I don't know how much digging you've done or how much pre-existing knowledge you have so I'll just lay it all out (cue the human beat box).
NTSC and PAL are names for two different standards for TV. Different number of lines of resolution (PAL has more, but not by much) and different refresh rates (50hz in PAL unless your equipment supports PAL60 and 60hz for NTSC).
NTSC and PAL are also names commonly used to refer to Europe as well as North America. That said Japan also uses NTSC and France uses SECAM as well as a smattering of other nations around the world using one or the other and sometimes an odd amalgam of them.

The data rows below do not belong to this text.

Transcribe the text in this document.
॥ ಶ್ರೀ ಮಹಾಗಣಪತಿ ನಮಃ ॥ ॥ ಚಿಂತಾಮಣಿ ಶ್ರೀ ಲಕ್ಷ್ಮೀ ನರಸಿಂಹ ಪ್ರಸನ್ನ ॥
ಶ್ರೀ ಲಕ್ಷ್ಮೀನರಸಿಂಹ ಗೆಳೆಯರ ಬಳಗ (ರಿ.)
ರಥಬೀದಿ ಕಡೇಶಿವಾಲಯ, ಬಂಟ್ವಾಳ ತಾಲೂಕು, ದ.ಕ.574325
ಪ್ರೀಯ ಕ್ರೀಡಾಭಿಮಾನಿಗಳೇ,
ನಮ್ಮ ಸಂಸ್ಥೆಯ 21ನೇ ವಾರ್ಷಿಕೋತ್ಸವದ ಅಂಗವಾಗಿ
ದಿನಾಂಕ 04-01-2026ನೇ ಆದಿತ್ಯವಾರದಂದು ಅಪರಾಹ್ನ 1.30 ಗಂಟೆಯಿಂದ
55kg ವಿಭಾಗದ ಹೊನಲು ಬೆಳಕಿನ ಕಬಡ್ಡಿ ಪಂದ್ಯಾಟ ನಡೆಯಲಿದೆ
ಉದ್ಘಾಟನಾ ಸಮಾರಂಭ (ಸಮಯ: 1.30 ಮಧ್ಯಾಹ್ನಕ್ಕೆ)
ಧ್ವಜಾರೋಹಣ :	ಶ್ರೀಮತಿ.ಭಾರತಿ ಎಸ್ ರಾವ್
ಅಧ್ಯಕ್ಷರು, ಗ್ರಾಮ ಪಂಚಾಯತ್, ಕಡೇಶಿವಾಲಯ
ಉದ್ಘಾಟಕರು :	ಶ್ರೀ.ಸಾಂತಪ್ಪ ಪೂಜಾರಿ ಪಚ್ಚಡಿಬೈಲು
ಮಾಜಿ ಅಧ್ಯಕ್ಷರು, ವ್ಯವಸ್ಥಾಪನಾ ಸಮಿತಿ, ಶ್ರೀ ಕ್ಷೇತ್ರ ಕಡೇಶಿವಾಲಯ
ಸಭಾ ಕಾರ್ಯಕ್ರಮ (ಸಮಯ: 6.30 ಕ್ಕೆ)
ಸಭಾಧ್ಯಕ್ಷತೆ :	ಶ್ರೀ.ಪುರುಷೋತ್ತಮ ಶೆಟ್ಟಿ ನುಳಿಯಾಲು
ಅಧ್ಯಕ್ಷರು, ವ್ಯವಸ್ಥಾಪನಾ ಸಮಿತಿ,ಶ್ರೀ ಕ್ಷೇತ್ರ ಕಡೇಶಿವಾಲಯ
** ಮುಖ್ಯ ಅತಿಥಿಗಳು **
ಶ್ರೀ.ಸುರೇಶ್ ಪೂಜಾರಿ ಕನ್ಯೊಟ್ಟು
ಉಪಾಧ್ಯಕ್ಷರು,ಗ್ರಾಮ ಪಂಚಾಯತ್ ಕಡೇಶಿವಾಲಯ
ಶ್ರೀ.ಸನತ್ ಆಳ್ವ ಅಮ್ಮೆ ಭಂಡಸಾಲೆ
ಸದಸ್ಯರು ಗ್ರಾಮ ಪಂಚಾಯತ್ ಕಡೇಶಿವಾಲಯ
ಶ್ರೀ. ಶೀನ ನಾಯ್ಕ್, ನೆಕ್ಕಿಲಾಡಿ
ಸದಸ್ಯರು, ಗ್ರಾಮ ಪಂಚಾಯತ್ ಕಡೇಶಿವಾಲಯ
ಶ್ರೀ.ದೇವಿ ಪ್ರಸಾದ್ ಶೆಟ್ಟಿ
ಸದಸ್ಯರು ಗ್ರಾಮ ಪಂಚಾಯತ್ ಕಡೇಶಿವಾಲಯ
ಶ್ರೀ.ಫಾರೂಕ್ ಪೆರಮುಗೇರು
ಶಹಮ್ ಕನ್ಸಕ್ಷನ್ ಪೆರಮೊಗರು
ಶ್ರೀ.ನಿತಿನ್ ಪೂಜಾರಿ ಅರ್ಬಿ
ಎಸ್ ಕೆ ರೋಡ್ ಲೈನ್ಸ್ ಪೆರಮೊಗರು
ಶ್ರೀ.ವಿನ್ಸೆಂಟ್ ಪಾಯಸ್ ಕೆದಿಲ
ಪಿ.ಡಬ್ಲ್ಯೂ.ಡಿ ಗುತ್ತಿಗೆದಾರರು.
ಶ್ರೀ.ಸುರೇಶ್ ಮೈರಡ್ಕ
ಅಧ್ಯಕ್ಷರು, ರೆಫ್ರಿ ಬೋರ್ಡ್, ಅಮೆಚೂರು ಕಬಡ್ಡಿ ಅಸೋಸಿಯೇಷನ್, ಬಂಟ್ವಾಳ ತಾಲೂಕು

The SNES does its lockout job not just through the phsyical cartridge shape but also through a chip that can be disabled entirely HOWEVER some SNES games can detect when this has been disabled and will refuse to boot. The NES has a similar chip that can also be disabled. The SNES also apparently checks to see if it is in 50hz mode or 60hz mode which leads me to believe it works as a secondary check for region. Assuming that is accurate I'd wager Nintendo thought someone might transplant the lock out chip from one region's SNES to another leaving everything else in place.
tl;dr version: If it was released in Europe and the cart advertises itself as a European version then it should work in any SNES originally sold as European compatible. I can't think of any lockout that worked on a per-country basis.